Primature du Sénégal : les nouvelles orientations après le départ de sonko
Une nouvelle ère pour la Primature du Sénégal
La Primature du Sénégal a connu une réorganisation significative après le remplacement d’Ousmane Sonko par Al Aminou Lô à la tête du gouvernement en mai 2026. Ces ajustements s’inscrivent dans le cadre du décret n°2025-1431, qui définit la répartition des services de l’État et le contrôle des établissements publics entre la Présidence, la Primature et les ministères.
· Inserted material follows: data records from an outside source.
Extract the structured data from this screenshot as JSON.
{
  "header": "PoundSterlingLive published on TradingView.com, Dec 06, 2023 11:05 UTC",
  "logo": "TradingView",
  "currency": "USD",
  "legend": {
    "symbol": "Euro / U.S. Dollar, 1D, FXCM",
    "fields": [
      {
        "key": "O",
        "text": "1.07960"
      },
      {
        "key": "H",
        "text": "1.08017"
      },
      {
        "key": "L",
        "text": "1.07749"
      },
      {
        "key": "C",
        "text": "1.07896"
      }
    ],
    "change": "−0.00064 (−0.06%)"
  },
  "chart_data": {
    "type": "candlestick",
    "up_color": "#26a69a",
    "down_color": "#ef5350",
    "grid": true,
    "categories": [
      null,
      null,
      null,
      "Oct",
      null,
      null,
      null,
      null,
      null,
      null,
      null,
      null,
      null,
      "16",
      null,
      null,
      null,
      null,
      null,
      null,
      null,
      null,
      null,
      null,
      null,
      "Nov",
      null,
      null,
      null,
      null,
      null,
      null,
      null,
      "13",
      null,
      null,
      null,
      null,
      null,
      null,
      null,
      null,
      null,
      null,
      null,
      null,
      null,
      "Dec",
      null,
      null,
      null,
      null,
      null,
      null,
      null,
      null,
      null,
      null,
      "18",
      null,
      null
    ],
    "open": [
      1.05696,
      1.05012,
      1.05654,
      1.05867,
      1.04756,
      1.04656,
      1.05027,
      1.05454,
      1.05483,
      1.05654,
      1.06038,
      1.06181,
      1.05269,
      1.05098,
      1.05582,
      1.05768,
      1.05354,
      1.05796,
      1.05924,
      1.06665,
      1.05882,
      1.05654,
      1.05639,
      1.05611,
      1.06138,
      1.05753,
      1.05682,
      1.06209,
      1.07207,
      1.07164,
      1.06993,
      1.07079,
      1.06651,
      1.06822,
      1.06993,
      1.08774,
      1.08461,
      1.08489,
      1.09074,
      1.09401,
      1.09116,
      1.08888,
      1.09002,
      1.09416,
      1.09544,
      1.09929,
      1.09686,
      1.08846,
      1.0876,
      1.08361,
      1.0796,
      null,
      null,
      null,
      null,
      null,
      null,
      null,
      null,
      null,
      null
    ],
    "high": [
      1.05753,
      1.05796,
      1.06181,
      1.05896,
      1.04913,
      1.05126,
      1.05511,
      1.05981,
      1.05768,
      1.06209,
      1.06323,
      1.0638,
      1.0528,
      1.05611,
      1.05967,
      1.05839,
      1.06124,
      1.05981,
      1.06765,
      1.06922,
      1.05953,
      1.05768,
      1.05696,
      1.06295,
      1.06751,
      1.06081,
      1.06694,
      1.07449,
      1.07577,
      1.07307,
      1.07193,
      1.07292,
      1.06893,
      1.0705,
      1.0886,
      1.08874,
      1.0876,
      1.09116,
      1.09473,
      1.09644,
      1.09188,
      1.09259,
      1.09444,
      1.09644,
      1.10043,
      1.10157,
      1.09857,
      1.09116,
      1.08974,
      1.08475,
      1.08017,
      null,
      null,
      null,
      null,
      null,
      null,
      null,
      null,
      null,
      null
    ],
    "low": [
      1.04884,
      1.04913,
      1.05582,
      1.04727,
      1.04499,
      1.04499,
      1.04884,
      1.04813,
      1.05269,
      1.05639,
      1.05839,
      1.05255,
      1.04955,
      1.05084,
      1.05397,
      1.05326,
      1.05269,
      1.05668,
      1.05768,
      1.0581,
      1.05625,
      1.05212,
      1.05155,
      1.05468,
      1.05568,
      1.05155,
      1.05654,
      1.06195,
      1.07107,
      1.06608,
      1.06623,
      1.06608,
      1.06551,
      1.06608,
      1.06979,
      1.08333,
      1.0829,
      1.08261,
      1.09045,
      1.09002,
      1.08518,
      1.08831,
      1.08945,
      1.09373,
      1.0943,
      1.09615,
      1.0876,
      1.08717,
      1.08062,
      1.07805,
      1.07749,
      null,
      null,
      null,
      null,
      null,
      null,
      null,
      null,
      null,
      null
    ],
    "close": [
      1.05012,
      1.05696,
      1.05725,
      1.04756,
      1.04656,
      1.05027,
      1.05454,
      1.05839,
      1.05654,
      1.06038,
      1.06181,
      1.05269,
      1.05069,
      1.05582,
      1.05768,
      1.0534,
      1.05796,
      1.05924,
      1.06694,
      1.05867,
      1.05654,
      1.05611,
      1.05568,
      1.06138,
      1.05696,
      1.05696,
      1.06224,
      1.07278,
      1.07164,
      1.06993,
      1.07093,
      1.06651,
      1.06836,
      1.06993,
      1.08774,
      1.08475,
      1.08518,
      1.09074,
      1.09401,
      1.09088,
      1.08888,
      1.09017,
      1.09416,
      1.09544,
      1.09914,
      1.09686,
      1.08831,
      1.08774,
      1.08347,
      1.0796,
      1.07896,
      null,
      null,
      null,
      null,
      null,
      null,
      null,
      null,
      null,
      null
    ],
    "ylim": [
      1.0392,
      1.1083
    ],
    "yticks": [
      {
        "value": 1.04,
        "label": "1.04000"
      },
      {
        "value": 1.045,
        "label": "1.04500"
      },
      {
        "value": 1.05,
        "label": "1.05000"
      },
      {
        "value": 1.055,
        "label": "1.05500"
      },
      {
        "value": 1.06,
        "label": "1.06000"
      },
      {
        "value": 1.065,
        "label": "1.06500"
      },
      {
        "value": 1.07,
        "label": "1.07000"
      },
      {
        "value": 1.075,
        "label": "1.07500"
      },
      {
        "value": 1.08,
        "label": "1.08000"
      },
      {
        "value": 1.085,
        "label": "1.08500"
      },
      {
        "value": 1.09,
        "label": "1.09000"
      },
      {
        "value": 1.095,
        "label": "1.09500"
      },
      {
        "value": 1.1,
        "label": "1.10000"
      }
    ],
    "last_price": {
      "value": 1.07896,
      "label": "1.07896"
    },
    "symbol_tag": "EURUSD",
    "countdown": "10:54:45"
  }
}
Cette restructuration fait suite à une période de réformes engagées sous la direction d’Ousmane Sonko, marquées par le renforcement de l’organisation interne des services placés sous son autorité.
Les réformes menées par Ousmane Sonko
Dès novembre 2025, le décret n°2025-1929 avait introduit plusieurs nouvelles entités destinées à optimiser l’action gouvernementale. Parmi elles, on comptait :
- La Cellule d’orientation et de suivi des réformes, chargée de piloter les initiatives stratégiques ;
- L’Inspection des services, pour veiller à l’efficacité des administrations ;
- Le Comité d’orientation et de suivi des initiatives de valorisation et de recyclage d’actifs, dédié à la gestion des ressources ;
- La Commission des achats, chargée de rationaliser les dépenses publiques.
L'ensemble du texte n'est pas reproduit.